For the third consecutive year, Inviro Medical Devices is a co-sponsor with the American Nurses Association of the 2008 Study of Nurses’ Views on Workplace Safety and Needlestick Injuries, which provides an eye-opening peek into the opinions, concerns and experiences about workplace safety and NSIs. The independent research of more than 700 U.S. nurses reveals that NSIs and bloodborne infections remain major concerns for 64 percent of nurses. The survey also revealed that 59 percent believe their most recent NSI could have been prevented by improved safety syringe design, with 94 percent identifying specific design improvements.

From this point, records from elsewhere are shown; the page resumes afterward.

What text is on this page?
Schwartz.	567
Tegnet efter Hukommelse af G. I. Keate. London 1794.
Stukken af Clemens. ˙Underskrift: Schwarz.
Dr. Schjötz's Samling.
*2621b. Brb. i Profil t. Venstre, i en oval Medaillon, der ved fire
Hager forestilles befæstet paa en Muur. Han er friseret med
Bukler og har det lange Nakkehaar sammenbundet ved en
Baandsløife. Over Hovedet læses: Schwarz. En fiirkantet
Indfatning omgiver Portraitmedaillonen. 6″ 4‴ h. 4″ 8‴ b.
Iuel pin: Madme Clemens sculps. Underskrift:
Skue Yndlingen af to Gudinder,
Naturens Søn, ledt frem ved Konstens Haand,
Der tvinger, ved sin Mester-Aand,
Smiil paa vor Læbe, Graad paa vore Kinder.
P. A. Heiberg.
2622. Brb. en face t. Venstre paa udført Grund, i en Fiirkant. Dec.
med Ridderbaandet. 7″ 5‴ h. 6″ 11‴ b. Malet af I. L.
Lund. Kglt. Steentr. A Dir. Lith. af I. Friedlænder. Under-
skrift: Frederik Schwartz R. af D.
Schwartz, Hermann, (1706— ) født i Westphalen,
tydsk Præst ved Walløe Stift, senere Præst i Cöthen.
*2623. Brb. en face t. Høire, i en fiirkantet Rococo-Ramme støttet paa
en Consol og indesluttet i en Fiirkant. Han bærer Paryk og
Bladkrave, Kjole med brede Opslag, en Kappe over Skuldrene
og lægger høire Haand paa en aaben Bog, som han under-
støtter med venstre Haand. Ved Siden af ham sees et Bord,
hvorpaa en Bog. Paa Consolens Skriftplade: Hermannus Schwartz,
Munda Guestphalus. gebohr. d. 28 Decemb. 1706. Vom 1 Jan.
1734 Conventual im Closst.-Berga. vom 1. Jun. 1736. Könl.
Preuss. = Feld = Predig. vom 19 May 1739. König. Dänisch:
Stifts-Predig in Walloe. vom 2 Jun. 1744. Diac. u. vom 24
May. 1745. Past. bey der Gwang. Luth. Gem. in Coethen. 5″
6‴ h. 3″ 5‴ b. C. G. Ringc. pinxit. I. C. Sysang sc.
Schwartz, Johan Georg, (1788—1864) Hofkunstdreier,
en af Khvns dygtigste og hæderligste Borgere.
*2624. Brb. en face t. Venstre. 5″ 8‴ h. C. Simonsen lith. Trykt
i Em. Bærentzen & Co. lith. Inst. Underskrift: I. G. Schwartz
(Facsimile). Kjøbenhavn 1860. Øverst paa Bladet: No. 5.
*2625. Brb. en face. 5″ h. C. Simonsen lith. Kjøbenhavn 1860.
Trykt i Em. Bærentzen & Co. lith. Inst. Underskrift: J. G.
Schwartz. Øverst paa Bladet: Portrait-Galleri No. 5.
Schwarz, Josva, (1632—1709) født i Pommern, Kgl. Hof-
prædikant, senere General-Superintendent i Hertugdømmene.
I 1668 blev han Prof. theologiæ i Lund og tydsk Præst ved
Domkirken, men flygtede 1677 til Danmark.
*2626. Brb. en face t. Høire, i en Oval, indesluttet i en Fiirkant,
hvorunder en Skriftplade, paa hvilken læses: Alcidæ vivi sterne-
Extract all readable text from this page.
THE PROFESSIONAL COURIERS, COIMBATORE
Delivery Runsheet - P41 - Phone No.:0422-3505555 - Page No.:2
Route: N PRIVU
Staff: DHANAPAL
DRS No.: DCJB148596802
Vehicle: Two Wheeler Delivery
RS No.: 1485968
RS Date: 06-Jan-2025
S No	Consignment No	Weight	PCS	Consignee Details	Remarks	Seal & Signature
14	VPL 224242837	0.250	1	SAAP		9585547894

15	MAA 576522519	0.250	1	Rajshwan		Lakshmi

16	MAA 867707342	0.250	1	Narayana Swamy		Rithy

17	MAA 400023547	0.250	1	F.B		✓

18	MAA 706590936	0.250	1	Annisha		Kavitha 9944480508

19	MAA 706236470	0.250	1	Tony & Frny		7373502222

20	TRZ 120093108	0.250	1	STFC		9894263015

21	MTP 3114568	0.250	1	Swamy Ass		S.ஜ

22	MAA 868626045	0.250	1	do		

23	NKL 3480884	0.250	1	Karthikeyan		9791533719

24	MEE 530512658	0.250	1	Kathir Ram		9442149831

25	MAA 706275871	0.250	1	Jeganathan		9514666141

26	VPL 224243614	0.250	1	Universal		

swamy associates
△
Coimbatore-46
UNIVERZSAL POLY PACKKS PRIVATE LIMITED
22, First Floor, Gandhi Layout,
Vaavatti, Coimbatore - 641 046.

To access data from the 2008 Study of Nurses’ Views on Workplace Safety and Needlestick Injuries, CLICK HERE

“The survey was a confirmation that there is still much to be done,” Clarke says. “We certainly are not yet where we need to be in terms of preventing injuries.”

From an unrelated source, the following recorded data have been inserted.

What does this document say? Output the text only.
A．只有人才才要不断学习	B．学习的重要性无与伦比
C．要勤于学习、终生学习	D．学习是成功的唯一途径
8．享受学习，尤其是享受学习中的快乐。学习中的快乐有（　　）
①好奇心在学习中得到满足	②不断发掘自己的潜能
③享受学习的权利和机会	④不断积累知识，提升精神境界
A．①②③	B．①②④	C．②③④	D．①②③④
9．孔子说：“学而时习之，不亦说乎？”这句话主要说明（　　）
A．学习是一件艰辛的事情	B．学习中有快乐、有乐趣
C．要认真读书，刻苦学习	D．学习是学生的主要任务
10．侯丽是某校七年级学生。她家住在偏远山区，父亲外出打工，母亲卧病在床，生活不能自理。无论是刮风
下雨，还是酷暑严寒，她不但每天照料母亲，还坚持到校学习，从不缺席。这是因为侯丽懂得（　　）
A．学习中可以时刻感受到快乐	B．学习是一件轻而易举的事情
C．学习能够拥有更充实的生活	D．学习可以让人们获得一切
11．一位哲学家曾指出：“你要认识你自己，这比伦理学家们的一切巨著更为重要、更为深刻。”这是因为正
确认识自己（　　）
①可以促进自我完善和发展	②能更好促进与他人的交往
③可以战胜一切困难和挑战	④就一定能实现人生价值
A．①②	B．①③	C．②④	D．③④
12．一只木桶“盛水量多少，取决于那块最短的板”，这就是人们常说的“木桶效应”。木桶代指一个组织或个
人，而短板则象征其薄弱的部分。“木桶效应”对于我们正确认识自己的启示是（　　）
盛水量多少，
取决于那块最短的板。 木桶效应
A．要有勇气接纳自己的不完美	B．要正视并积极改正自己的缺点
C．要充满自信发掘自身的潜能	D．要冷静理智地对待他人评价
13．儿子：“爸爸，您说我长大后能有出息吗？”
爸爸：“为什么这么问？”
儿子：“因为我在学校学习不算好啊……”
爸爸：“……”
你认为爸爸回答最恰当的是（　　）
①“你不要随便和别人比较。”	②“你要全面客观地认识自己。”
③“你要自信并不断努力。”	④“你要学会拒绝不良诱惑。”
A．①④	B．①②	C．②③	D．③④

“We have certainly reduced the number of sharps injuries due to newer safety devices, but we are still in the dark ages with respect to the OR and scalpels, as most have not adopted safety scalpels yet in this arena,” observes Craig Fernandes of DeRoyal Industries.

The Danger Zones: Data from Epi-Net

National data from more recent years indicates that sharps injuries should remain at the top of the HCW safety agenda. The Exposure Prevention Information Network (Epi-Net)’s most current numbers for needlestick and sharp-object injuries (2004; 1,155 total cases and an average daily census of 4,328) indicate the following for selected categories:3

Job category

Nurses sustained 462 injuries/40.3 percent of total injuries

Physicians sustained 131 injuries/11.4 percent of total injuries

Surgery attendants sustained 90 injuries/7.9 percent of total injuries

Location of the injury

Operating room: 355 injuries/31 percent

Patient room, general ward: 330/28.8 percent

Intensive/critical care unit: 97/8.5 percent

When the injury occurred

During use: 469/40.8 percent

After use, before disposal: 169/14.7 percent

Between steps of a multi-step procedure: 140/12.2 percent

Purpose of the sharps

Injection: 265/23.1 percent

Suturing: 246/21.4 percent

Drawing venous blood sample: 149/13 percent

Type of device

Disposable syringe: 392/35 percent

Suture needle: 239/21.3 percent

Reusable scalpel: 43/3.8 percent

Contamination of the sharps

Yes: 726/63.6 percent

No: 388/34 percent

Unknown: 6/0.5 percent

“When the legislation was passed and then the move to safety syringes happened in hospitals, I think there was a significant early reduction in injuries,” Clarke says. “There is an interesting absence of any decent statistics on this, but many people said that injuries were reduced by half, and then we plateaued. If the number was 800,000 to 1 million injuries out there when the legislation was enacted, that still means there are at least 400,000 to 500,000 injuries still occurring. The latest Epi-Net data published in 2004 reported 27 injuries per 100 occupied beds, the annual injury rate for all hospitals. Again, multiply that by 5,000 or so hospitals in the U.S. and you get some big numbers.”